I have little problem with replacement, it's enhancement where things get problematic for a Ref. Having a swiss-army hand is one thing, having a swiss-army hand that can crush coal into a diamond...
 
Well, crushing coal into coal dust. ;) Diamond would take an impressive heat source. Crushing is simply a matter of mechanical leverage, and you can do it with your hand and a pair of pliers.

A "street-safe" cybernetic replacement could be designed of soft materials of limited strength, such that mechanical advantage over natural flesh is negligible.
 
Ahhh yes healing can be a problem. TNE has three wound levels: light wounds, under a given locations hit points
: Serious wounds, over a given locations hit points but not more than twice.
and : Critical wounds, more than twice a given hit locations hit points.

Therefor with cyborged characters (in particular slickware which incorporates alot of the original tissue/blood/bone/skin etc)
Light wounds require ordinary first aid and healing.
Serious wounds require both ordinary first aid and healing, and a successful robotics or electronics task roll.
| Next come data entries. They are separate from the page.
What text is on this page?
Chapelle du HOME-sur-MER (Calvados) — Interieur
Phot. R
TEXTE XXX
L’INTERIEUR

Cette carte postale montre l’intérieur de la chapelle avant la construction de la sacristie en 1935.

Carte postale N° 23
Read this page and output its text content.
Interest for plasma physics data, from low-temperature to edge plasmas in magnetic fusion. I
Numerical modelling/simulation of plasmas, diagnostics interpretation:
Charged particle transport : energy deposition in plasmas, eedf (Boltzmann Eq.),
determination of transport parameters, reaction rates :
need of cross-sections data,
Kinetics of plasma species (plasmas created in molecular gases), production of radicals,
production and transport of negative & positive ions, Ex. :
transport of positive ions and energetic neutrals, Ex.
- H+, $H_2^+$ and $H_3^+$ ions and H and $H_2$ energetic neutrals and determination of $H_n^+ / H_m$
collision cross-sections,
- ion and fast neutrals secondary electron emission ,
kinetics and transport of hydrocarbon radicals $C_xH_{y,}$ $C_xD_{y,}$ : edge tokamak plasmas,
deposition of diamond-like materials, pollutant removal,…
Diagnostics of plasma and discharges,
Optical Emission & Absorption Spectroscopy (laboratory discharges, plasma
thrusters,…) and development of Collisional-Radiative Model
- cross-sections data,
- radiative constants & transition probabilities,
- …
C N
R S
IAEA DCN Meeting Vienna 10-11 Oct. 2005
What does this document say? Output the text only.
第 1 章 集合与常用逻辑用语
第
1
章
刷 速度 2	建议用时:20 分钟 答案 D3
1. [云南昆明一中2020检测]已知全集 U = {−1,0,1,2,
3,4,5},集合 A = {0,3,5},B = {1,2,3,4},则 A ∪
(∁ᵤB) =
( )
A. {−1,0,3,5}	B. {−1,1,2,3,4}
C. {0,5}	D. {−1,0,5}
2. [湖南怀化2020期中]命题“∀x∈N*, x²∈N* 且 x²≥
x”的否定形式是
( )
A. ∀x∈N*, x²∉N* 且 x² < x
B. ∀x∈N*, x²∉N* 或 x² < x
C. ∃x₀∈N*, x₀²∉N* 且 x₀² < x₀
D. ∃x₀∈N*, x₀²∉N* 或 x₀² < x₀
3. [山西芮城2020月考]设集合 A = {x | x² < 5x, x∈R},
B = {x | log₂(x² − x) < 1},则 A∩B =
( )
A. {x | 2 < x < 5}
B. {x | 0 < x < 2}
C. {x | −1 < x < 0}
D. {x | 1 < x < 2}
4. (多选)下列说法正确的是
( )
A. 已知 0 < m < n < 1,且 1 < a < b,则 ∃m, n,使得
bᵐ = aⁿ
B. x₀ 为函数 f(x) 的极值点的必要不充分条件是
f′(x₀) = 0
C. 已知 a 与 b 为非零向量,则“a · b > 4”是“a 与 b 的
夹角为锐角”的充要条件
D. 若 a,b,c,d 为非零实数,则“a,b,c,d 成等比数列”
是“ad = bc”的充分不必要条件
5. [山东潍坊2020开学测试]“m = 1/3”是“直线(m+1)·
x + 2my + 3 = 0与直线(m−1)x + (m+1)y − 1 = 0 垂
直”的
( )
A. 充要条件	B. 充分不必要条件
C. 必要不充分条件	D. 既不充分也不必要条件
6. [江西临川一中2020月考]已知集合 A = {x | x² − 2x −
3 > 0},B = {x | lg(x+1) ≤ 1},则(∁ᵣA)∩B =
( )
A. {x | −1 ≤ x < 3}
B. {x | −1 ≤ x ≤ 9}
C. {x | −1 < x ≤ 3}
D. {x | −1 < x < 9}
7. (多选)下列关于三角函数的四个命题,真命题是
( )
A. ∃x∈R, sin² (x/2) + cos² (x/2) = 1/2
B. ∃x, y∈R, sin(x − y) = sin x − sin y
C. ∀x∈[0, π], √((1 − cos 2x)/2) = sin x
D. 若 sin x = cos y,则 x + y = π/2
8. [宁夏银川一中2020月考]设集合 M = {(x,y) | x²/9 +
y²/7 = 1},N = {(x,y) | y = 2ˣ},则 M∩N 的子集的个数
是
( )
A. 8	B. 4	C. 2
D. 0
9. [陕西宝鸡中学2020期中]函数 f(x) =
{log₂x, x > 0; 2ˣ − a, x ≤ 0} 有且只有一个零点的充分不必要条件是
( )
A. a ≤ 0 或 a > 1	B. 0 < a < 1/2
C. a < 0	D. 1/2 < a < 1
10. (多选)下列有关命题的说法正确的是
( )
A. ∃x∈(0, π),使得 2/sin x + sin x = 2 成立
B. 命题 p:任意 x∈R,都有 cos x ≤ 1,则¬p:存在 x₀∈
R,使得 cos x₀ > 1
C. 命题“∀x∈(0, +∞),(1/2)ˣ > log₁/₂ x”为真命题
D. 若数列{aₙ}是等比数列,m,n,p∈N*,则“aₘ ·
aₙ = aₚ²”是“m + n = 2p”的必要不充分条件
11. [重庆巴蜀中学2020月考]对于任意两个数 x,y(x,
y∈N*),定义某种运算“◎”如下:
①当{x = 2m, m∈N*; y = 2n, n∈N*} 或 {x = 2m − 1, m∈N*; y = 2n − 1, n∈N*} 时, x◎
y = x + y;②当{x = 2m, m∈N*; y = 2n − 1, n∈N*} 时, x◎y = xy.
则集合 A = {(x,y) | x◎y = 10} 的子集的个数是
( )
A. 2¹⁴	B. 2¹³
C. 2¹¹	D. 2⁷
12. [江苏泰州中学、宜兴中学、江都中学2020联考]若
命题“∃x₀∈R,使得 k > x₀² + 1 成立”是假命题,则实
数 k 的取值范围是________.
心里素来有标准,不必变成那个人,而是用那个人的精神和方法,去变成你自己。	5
GM determine difficulty level based on tools available etc etc though no replacement parts are usually required.
Critical wounds require First aid and healing and
a difficult task electronic or robotics by a qualified cybernetics technician. In addition parts for the cybernetic component of the damaged area will have to be replaced. :( Usually this will be a d6 worth of bits and pieces some of which may need to be fabricated others can be bought off a shelf assuming you're near someplace that sells cyberware.

And yes with a "powerhand" if you want to let them they just might be able to crush coal into diamonds but then if it's slickware they've also just crushed all their own outer layer of skin and nerve endings which probably hurt, definately left their hand bleeding and ragged and probably results in a) that hand no longer qualifying as slickware, and b) IMTU more than likely a diffmod DM on all dexterity tasks using said hand until it heals :D
Yes cyborging can be exploited. It can also be balenced. Alot will depend on your players.